The hurdles for dismissal from service are high: it must involve massive attacks on the free-democratic basic order that reveal an aggressive, combative attitude.

What about a disciplinary action?

Disciplinary proceedings could be simpler than an indictment by a judge, because this does not require a two-thirds political majority. But here, too, the initiation of the procedure could fail – namely due to questions of jurisdiction. From the point of view of the Saxon Ministry of Justice, it should be operated by the court to which Maier is assigned as a judge. No proceedings can therefore be initiated before his return to justice.

The legal scholar Fischer-Lescano disagrees. He sees the Saxon Ministry of Justice as responsible. In exceptional cases, when there is no court to which the person is assigned, the ministry may very well intervene.

In addition: As a judge, the rule of moderation applied to Maier. So he had to refrain from expressing his opinions in public. During his time as a member of parliament, however, this judge’s duty was suspended. The extent to which any right-wing extremist statements by Maier as a member of parliament should be taken into account in disciplinary proceedings has not yet been legally clarified.

Not an isolated case

The Stuttgart Higher Regional Court had to decide on a similar constellation in March 2021 in the case of AfD politician Thomas Seitz. As a result, the court confirmed the dismissal of the man as public prosecutor because of anti-immigrant and Islamophobic publications on the Internet. With his statements, the lawyer seriously violated his duties of loyalty to civil servants. However, Seitz was concerned with statements made during his time as an active public prosecutor.
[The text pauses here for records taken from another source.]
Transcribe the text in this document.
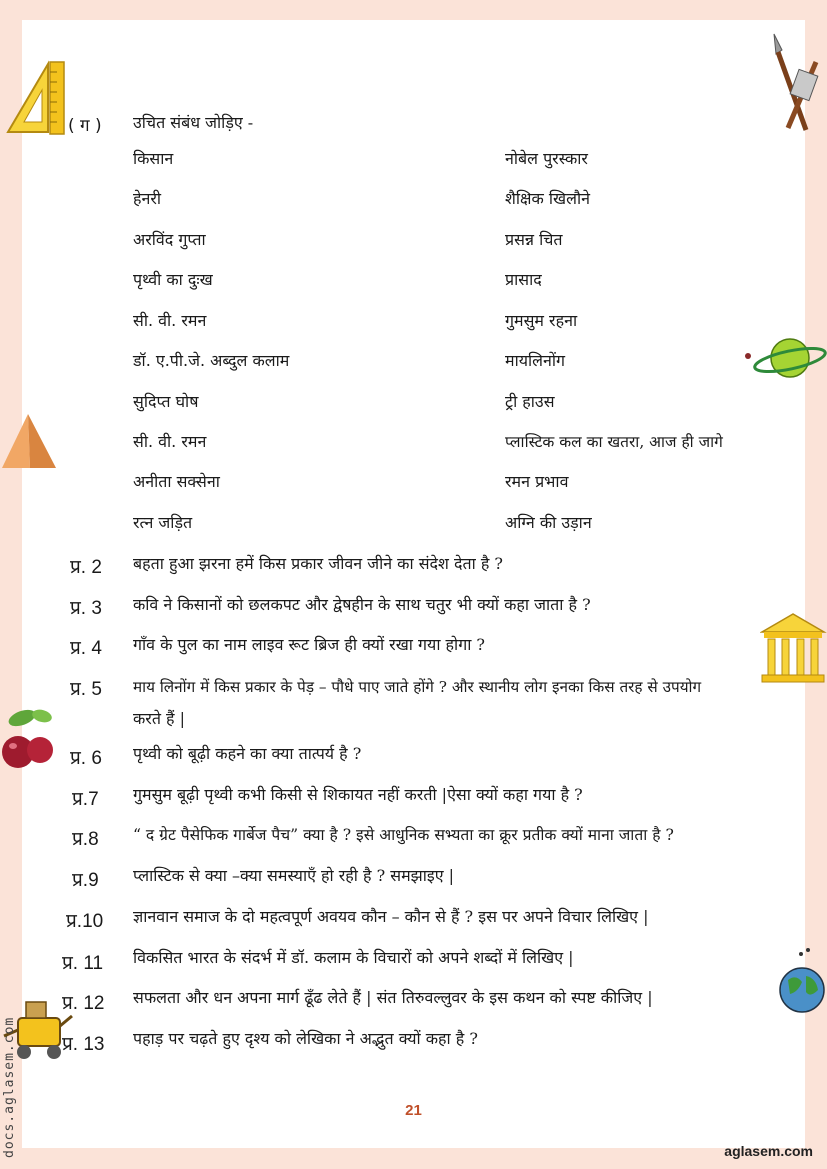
( ग ) उचित संबंध जोड़िए -
किसान
हेनरी
अरविंद गुप्ता
पृथ्वी का दुःख
सी. वी. रमन
डॉ. ए.पी.जे. अब्दुल कलाम
सुदिप्त घोष
सी. वी. रमन
अनीता सक्सेना
रत्न जड़ित
नोबेल पुरस्कार
शैक्षिक खिलौने
प्रसन्न चित
प्रासाद
गुमसुम रहना
मायलिनोंग
ट्री हाउस
प्लास्टिक कल का खतरा, आज ही जागे
रमन प्रभाव
अग्नि की उड़ान
प्र. 2 बहता हुआ झरना हमें किस प्रकार जीवन जीने का संदेश देता है ?
प्र. 3 कवि ने किसानों को छलकपट और द्वेषहीन के साथ चतुर भी क्यों कहा जाता है ?
प्र. 4 गाँव के पुल का नाम लाइव रूट ब्रिज ही क्यों रखा गया होगा ?
प्र. 5 माय लिनोंग में किस प्रकार के पेड़ – पौधे पाए जाते होंगे ? और स्थानीय लोग इनका किस तरह से उपयोग
करते हैं |
प्र. 6 पृथ्वी को बूढ़ी कहने का क्या तात्पर्य है ?
प्र.7 गुमसुम बूढ़ी पृथ्वी कभी किसी से शिकायत नहीं करती |ऐसा क्यों कहा गया है ?
प्र.8 “ द ग्रेट पैसेफिक गार्बेज पैच” क्या है ? इसे आधुनिक सभ्यता का क्रूर प्रतीक क्यों माना जाता है ?
प्र.9 प्लास्टिक से क्या –क्या समस्याएँ हो रही है ? समझाइए |
प्र.10 ज्ञानवान समाज के दो महत्वपूर्ण अवयव कौन – कौन से हैं ? इस पर अपने विचार लिखिए |
प्र. 11 विकसित भारत के संदर्भ में डॉ. कलाम के विचारों को अपने शब्दों में लिखिए |
प्र. 12 सफलता और धन अपना मार्ग ढूँढ लेते हैं | संत तिरुवल्लुवर के इस कथन को स्पष्ट कीजिए |
प्र. 13 पहाड़ पर चढ़ते हुए दृश्य को लेखिका ने अद्भुत क्यों कहा है ?
21
aglasem.com
docs.aglasem.com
The legal scholar Fischer-Lescano sees the “impartiality of the judiciary and its loyalty to the constitution” at serious risk. If you don’t put up a “stop sign” in the Maier case, that would encourage other members of the judiciary to “further radicalize themselves, to continue to write excessive political assessments in judgments and decisions (…) where they have no business.”

A judge of the Giessen Administrative Court did this around 2019. In a verdict, he explained at length why the NPD election slogan “Stop the invasion: kill migration” was not incitement to hatred, but merely represented reality. The judgment had an aftermath: An asylum seeker rejected the judge as biased and was right at the Federal Constitutional Court: The detailed and clear positioning of the judge on the subject of migration justifies mistrust of his impartiality.